In the State of Ohio, the utmost concern during a divorce or dissolution, is who will have custody of the child or children. Custody of a child or children is the most challenging part of a divorce. Ultimately, the best first step you can take is familiarizing yourself with Ohio’s child custody laws. Below, we answer some commonly asked questions about child custody agreements in Ohio.
How will custody of my children be decided in my divorce?
The Ohio family court that oversees your divorce will make final judgment as it pertains to child custody. This determination is based on the best interests of your children. Therefore, it is very important that you have an experienced attorney to raise all of the important issues that give you the best chance at obtaining custody of your child or children. The court will rule and then create an order for sole custody or shared custody. The final judgement will also direct major decision-making for the children and determine visitation. A parent who has sole child custody can make all of the major decisions, such as schooling, religions, and medical care, without having to consult the other parent. Shared custody (also known as “shared parenting”) agreements, requires both parents to make those decisions together. Courts in Ohio usually start a custody case with a presumption of shared custody. The court may later decide to award sole custody should the facts and circumstances warrant it.
How Are Visitation Schedule Decided in a Divorce Case?
The court will also establish and order a final visitation schedule in your case. This order is also known as “parenting time.” The court uses a guide to create a child visitation schedule. This usually involves the children living with one parent and visiting with the other parent on holidays, weekends, and during summer break. Divorcing spouses should try to come to an agreement concerning parenting time based on the kids’s activities and the parent’s schedules. The court usually honors any agreements the spouses reach outside of the courtroom. However, the court will use its best assessment should you and your spouse not come to a child visitation or custody agreement together.
Can I Change My Existing Ohio Child Custody Agreement?

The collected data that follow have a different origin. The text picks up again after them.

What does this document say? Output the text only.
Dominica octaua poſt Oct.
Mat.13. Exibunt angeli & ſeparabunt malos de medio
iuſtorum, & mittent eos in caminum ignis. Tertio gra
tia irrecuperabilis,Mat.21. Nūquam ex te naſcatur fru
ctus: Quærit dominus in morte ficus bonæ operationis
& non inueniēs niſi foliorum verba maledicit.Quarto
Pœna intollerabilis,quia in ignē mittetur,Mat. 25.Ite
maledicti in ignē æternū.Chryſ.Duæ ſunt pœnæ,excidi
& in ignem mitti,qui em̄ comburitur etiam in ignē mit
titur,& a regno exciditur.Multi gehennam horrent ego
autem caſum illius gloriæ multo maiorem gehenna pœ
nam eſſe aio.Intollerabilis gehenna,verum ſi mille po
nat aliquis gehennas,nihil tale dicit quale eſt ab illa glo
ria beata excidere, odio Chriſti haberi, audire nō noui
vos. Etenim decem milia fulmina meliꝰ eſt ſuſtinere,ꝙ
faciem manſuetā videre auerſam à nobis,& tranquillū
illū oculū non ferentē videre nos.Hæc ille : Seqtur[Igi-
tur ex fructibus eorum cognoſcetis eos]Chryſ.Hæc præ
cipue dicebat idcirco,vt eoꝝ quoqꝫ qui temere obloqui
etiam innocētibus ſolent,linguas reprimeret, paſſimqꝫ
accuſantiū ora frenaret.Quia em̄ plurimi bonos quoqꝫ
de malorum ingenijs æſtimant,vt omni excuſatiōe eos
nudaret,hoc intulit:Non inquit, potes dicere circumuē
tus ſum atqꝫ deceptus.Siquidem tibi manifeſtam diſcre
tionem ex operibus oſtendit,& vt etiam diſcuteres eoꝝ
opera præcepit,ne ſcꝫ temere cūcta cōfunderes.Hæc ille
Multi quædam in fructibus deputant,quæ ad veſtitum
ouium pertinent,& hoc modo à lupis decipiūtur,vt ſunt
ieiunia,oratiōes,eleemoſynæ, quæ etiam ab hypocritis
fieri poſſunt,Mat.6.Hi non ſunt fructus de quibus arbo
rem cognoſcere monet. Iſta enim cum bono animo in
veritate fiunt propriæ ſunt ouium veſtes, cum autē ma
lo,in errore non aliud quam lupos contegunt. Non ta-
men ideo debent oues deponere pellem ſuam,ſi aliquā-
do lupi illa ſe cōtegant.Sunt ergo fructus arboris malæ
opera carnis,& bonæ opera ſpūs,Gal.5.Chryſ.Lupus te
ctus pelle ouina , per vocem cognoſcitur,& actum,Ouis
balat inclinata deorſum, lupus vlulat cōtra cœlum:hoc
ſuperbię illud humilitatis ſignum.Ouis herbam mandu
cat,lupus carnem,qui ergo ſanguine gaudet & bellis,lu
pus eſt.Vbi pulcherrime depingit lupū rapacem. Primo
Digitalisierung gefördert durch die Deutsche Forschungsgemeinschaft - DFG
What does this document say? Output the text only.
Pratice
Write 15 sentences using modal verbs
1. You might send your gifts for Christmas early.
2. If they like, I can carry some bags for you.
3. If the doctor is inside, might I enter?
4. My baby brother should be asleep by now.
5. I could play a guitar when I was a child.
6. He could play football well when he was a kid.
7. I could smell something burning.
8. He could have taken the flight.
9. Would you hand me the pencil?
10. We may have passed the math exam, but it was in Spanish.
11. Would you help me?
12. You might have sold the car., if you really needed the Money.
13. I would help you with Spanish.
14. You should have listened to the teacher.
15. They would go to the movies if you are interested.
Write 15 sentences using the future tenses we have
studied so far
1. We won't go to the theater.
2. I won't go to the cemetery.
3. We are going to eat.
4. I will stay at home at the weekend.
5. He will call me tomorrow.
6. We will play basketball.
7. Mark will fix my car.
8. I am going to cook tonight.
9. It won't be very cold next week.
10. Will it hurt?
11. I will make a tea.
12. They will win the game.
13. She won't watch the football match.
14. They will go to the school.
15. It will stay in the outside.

The courts understand that the child custody and visitation arrangements might not work as the children become teenagers or one spouse is moving far away do to a job change. When these matters happen, you should try to make these changes with your former spouse and then legally amend the child custody and visitation agreement. If you and your ex-spouse are able to work out a new agreement, you can file a joint motion to amend the agreement, and the court will usually approve the ammendament. It is important to know that you can change certain provisions of your child custody agreement or replace it entirely. However, if you and your ex-spouse cannot agree, you must file a motion yourself with your attorney. The court will then listen to both sides prior to making a final decision.